Home /
cerita /
cerita pendek /
cerpen /
fiksi /
kisah /
masa kecil /
masa lalu /
persahabatan /
pertemanan /
Semangkuk Soto Daging Untukmu Kawan
Semangkuk Soto Daging Untukmu Kawan
Aku sangat suka menyantap soto daging madura. Kuahnya yang asin dan bau lemaknya. Potongan-potongan daging diatasnya dengan separuh telur ayam disamping selalu tampak begitu menggoda. Pengalamanku ber-soto-daging memang cukup lama.
Aku bersekolah dengan penuh semangat suatu pagi. Tetapi oops..aku lupa makan pagi. Padahal jam pertama adalah olahraga. Ya, mau apalagi. Mau tidak mau harus olahraga. Istirahat setelahnya kuisi dengan berlari ke arah samping lapangan sepak bola di depan sekolah. Disana sudah berdiri targetku. Penjual soto daging.
Kala itu harga soto daging cuma seratus lima puluh perak. Jika tambah kecap asin, harus menambah lima puluh lagi. Murah? Sebentar. Saya lupa menyebutkan kalau harga segitu adalah harga untuk anak SD sepertiku. Maklumlah berapa uang saku anak kecil waktu itu, tidak mungkin menjual ke mereka dengan harga normal di kisaran tujuh ratus rupiah. Namun konsekuensinya, dagingnya cuma dua iris kecil. Satu daging, dan satu iris ginjal coklat kecil.Supaya nikmat, kutambahkan jeruk dan sambel. Yamm...yamm.. perutku jadi penuh.
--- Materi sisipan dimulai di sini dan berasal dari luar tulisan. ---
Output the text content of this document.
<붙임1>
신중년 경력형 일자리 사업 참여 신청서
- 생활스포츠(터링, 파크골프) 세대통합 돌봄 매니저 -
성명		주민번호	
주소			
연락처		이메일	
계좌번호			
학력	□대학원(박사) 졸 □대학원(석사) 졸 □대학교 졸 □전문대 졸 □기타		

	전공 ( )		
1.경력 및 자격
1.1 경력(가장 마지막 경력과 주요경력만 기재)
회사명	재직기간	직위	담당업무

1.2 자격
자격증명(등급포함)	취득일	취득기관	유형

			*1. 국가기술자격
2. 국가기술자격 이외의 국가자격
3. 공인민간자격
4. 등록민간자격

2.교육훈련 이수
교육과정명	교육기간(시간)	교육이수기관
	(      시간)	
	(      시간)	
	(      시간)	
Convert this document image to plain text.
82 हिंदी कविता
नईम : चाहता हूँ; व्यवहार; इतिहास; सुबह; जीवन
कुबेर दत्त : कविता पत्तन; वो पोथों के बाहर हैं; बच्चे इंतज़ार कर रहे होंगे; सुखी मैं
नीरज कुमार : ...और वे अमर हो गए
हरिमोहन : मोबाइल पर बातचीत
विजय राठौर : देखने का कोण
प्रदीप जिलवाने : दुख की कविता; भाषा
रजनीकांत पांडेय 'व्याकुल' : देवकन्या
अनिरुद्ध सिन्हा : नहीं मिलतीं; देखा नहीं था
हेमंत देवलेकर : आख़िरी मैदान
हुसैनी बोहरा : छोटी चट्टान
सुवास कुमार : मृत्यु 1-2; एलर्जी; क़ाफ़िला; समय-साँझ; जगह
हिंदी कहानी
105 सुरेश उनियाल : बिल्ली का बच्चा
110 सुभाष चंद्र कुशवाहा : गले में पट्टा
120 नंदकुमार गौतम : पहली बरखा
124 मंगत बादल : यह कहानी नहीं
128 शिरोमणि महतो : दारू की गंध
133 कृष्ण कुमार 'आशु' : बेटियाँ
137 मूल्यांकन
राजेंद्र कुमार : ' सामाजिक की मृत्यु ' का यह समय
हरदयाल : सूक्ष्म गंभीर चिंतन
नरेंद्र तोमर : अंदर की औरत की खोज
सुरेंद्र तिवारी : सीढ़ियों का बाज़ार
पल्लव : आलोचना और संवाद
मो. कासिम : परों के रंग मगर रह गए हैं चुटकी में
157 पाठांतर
Kulihat Boby dan Purnomo juga asyik antri. Temanku itu memang sainganku disamping Irwan. Tetapi Irwan bertubuh gendut, sehingga kalah berlari dari mereka berdua. Aku mengamati mereka dari bawah pohon di depan rumah orang. Salah satu temanku, Widya tampak mengamati kami dari pintu gerbang sekolah. Aku menunjukkan mangkukku dan melakukan isyarat, "Apa dia tidak ingin soto?" Dia hanya tersenyum. Aku pikir saat itu dia cuma lagi kenyang, tetapi bertahun-tahun kemudian setelah dia meninggal, aku baru mengetahui kalau uang sakunya tidak cukup. Harap maklum jika aku tidak menyadari keadaannya. Kulitnya putih, wajahnya juga tampan. Sekilas orang akan mengira kalau dia anak orang berada. Rumahnya juga tidak mengecewakan. Terbilang elit jika dibandingkan dengan perumahan di belakang gang-nya. Tasnya juga ransel berwarna oranye. Cukup keren untuk ukuran anak SD saat itu.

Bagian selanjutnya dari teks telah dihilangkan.